Dari sahabat Amr bin Auf radhiyallaahu ‘anhu, Nabi shallallahu ‘alaihi wa sallam bersabda:
اتَّقُوا زَلَّةَ الْعَالِمِ ، وَانْتَظِرُوا فَيْئَتَهُ
“Takutlah kalian terhadap kesalahan orang yang alim, dan tunggulah kembalinya”
(Hadits ini diriwayatkan oleh Ibnu ‘Adi dalam al-Kamil juz 6 hlm 60, al-Baihaqi dalam al-Sunan al-Kubra [20706], dan al-Dailami dalam Musnad al-Firdaus [308])

Sebuah pepatah Arab tentang hal ini mengatakan:
زلة العَالِـمُ زلة العَالَـمُ
“Tergelincirnya orang alim (yang ditokohkan) adalah tergelincirnya alam (umat)”
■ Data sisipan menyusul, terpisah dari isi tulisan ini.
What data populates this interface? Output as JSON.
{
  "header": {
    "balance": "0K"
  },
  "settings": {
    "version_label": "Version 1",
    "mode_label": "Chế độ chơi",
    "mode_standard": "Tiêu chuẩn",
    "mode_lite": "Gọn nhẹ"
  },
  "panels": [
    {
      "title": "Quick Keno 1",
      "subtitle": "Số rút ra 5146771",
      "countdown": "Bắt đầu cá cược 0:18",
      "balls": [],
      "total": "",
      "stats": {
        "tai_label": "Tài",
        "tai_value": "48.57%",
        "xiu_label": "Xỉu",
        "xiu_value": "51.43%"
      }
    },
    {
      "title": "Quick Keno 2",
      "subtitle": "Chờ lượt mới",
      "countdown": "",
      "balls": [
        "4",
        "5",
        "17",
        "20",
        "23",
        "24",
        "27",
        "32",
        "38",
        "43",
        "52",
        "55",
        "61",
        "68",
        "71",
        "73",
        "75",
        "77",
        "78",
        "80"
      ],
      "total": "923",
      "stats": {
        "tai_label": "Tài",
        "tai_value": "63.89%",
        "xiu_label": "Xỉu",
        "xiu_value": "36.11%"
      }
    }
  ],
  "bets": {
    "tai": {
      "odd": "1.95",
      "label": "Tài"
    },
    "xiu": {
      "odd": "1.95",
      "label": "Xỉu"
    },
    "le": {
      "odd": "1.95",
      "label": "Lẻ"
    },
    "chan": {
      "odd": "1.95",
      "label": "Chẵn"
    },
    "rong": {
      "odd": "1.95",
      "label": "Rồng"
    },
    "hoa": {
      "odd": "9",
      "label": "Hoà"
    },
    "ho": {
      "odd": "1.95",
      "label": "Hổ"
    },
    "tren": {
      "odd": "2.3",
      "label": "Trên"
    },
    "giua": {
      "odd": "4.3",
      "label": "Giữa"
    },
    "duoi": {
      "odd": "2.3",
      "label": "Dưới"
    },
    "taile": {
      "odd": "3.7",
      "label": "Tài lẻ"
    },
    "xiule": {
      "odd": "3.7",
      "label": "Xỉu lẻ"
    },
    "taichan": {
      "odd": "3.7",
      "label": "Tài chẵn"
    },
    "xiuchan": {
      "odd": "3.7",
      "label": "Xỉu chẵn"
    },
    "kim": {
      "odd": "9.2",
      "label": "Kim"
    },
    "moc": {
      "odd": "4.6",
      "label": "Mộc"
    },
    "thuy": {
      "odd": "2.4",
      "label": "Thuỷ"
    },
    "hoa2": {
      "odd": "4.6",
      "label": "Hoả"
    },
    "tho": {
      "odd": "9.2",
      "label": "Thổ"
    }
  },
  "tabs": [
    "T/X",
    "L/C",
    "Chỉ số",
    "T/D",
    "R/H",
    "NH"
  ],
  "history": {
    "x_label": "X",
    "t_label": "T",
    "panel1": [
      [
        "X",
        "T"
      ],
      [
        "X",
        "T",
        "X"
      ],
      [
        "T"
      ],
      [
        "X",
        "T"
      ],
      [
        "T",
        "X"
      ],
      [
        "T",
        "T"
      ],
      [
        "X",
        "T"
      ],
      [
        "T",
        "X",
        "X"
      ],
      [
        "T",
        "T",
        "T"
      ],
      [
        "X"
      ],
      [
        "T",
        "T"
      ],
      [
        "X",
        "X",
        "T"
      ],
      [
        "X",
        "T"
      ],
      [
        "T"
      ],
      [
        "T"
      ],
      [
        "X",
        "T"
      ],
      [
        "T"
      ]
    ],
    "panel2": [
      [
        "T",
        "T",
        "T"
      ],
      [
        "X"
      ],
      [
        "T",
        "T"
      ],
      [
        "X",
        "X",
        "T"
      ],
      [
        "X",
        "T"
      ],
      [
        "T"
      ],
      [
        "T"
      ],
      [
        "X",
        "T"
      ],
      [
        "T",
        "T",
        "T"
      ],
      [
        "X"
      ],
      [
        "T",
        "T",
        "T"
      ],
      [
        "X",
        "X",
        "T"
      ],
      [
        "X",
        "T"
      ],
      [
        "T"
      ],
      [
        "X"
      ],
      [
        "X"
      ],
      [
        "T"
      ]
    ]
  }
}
Ini adalah pepatah yang benar dan terbukti kebenarannya. Ketika seseorang yang dinilai alim oleh masyarakat luas mengeluarkan sebuah pendapat atau pemikiran yang salah, maka orang awam menjadi terpengaruh dan mengikuti kesesatannya. Maka demi menghindarkan kesesatan ini menjalar lebih luas atau jauh, tidak ada jalan lain kecuali memang harus dengan membongkar kesesatan si alim itu kepada khalayak ramai sebatas yang diperlukan.

Selain itu, mengungkapkan kesalahan seorang tokoh yang fasik (suka berbuat dosa/durhaka kepada Allah) itu kadangkala menjadi penting agar orang banyak tidak memuja-muja tokoh tersebut. Sebab memuja-muja seorang yang fasik adalah hal yang dimurkai oleh Allah.

Di dalam hadits marfu’ yang diriwayatkan Sahabat Anas ra dikatakan:

“Ketika orang fasik dipuja-puja, maka Allah akan murka” (HR. Abu Ya’la dan Ibnu Abid Dunya) [Fathul Bari 10/478]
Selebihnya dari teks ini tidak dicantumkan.